In many ways, he (Elon) is obviously an incredibly incredible person. I’m still trying to tap into his superpower.

His intuition is incredibly sharp. I think he makes the right judgments in many ways, and sometimes I think he lacks information because he doesn’t know everything about everything. But his judgment is very good. I haven’t fully understood how this happens.

He has a way of simplifying a very complex system, like what are the fundamental and truly important first principles components of a system? And then articulating them. I find this to be a very different way of thinking.

Sometimes I get overwhelmed by systems. I feel like I need to know everything about a system in order to make the right decision, but that’s not his mode of operation. He somehow has a way of distilling a system into a simpler system.

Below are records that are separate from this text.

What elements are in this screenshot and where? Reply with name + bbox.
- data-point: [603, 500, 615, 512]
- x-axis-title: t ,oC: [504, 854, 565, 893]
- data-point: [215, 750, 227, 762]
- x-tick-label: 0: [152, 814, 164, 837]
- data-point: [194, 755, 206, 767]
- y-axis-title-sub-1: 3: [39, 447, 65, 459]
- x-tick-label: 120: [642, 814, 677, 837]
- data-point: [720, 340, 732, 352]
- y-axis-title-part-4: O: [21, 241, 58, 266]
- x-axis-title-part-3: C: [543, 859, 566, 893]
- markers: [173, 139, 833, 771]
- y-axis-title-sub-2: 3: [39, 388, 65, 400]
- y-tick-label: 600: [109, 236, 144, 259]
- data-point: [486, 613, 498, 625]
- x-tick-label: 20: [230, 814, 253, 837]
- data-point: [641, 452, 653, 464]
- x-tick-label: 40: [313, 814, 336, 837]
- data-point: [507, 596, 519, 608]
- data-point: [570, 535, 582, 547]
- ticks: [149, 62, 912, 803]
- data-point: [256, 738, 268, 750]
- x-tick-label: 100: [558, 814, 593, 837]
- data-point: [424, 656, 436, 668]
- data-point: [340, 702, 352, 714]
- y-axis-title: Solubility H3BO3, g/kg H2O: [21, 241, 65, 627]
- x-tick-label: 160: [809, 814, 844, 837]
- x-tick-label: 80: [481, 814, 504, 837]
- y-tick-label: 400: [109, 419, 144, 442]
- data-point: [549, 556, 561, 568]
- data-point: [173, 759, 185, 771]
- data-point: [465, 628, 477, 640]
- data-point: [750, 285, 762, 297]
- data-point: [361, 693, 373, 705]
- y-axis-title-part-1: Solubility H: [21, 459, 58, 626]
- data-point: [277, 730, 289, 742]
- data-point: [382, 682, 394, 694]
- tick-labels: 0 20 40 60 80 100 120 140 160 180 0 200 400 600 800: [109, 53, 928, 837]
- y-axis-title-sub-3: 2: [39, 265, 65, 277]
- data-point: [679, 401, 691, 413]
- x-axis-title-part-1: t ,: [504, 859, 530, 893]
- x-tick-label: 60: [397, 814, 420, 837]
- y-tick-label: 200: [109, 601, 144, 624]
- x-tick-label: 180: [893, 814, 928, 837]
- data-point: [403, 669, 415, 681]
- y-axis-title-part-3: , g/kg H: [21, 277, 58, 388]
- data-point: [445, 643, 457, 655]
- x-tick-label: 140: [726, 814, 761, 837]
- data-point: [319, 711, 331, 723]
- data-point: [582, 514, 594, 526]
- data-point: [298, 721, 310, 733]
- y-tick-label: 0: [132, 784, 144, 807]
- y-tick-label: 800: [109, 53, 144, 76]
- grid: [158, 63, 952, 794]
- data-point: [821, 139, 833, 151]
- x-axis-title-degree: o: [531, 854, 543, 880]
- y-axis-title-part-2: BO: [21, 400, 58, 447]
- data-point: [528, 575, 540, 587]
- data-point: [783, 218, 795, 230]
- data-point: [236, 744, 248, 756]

Whether in employment or not, Jim and Andrej are undoubtedly followers of Elon’s technical vision. In today’s internet world where everyone talks about “first principles” and minimalist design, their evaluations are worth pondering.

Technology, products, experience, and design are all comparables and even replicable, but today’s many top-tier autonomous driving companies can no longer rely on these strategies to continue moving forward. Apart from innovation, there is no other strategy that can achieve long-term competition in this new category of autonomous driving.

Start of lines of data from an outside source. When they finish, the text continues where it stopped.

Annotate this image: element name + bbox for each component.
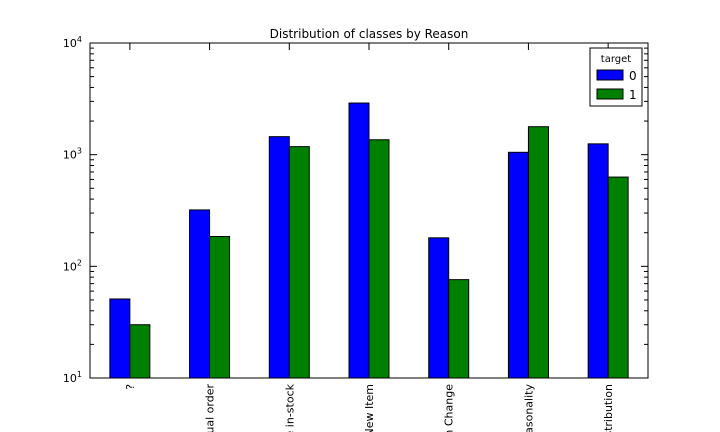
- bar-0-0: [109, 298, 131, 379]
- legend-swatch-0: [596, 69, 624, 81]
- x-tick-label: New Item: [363, 384, 376, 432]
- bar-1-2: [288, 146, 310, 379]
- bar-1-6: [607, 176, 629, 379]
- x-tick-label: easonality: [522, 384, 535, 432]
- bar-1-5: [527, 126, 549, 379]
- y-tick-label-exponent: 2: [77, 258, 82, 267]
- bar-0-1: [189, 209, 211, 379]
- bar-1-1: [209, 235, 231, 379]
- bar-1-0: [129, 324, 151, 379]
- bar-0-4: [428, 237, 450, 379]
- y-tick-label-base: 10: [63, 149, 77, 162]
- y-tick-label-exponent: 3: [77, 147, 82, 156]
- x-tick-label: ?: [124, 384, 137, 390]
- y-tick-label-base: 10: [63, 372, 77, 385]
- bar-1-3: [368, 139, 390, 379]
- chart-title: Distribution of classes by Reason: [270, 27, 469, 41]
- x-tick-label: stribution: [602, 384, 615, 432]
- bars: [109, 102, 629, 379]
- legend-swatch-1: [596, 88, 624, 100]
- y-tick-label: 101: [63, 370, 82, 385]
- y-tick-label-exponent: 1: [77, 370, 82, 379]
- bar-0-5: [507, 151, 529, 379]
- bar-0-3: [348, 102, 370, 379]
- bar-1-4: [448, 279, 470, 379]
- x-tick-label: on Change: [443, 384, 456, 432]
- bar-0-2: [268, 136, 290, 379]
- y-tick-label: 103: [63, 147, 82, 162]
- y-tick-label: 104: [63, 35, 82, 50]
- y-tick-label-base: 10: [63, 37, 77, 50]
- y-tick-label-exponent: 4: [77, 35, 82, 44]
- legend-label-0: 0: [629, 69, 637, 83]
- y-tick-label-base: 10: [63, 260, 77, 273]
- x-tick-label: e in-stock: [283, 383, 296, 432]
- legend-title: target: [601, 54, 631, 65]
- bar-0-6: [587, 143, 609, 379]
- y-tick-label: 102: [63, 258, 82, 273]
- x-axis: ? nual order e in-stock New Item on Change ea…: [124, 43, 615, 432]
- x-tick-label: nual order: [204, 384, 217, 432]
- legend: target 0 1: [589, 47, 643, 107]
- legend-label-1: 1: [629, 88, 637, 102]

In fact, it is difficult to say whether Tesla’s pursuit of a global optimum solution is right or wrong until autonomous driving cars are truly put into practice. Today, everyone in the autonomous driving unknown territories, including Apple, Waymo, Huawei, and Tesla, is taking every step forward in creating history, or trial and error. And the only thing that is certain is that all autonomous driving companies except Tesla choose to embrace LIDAR, or high-precision maps, or both – in short, non-pure visual routes.In July 2018, Elon told Bloomberg reporters that Model 3 was Tesla’s last project that was bet on the whole company. Now, FSD fully self-driving, which is even more of a gamble than Model 3, has come to the center of the table.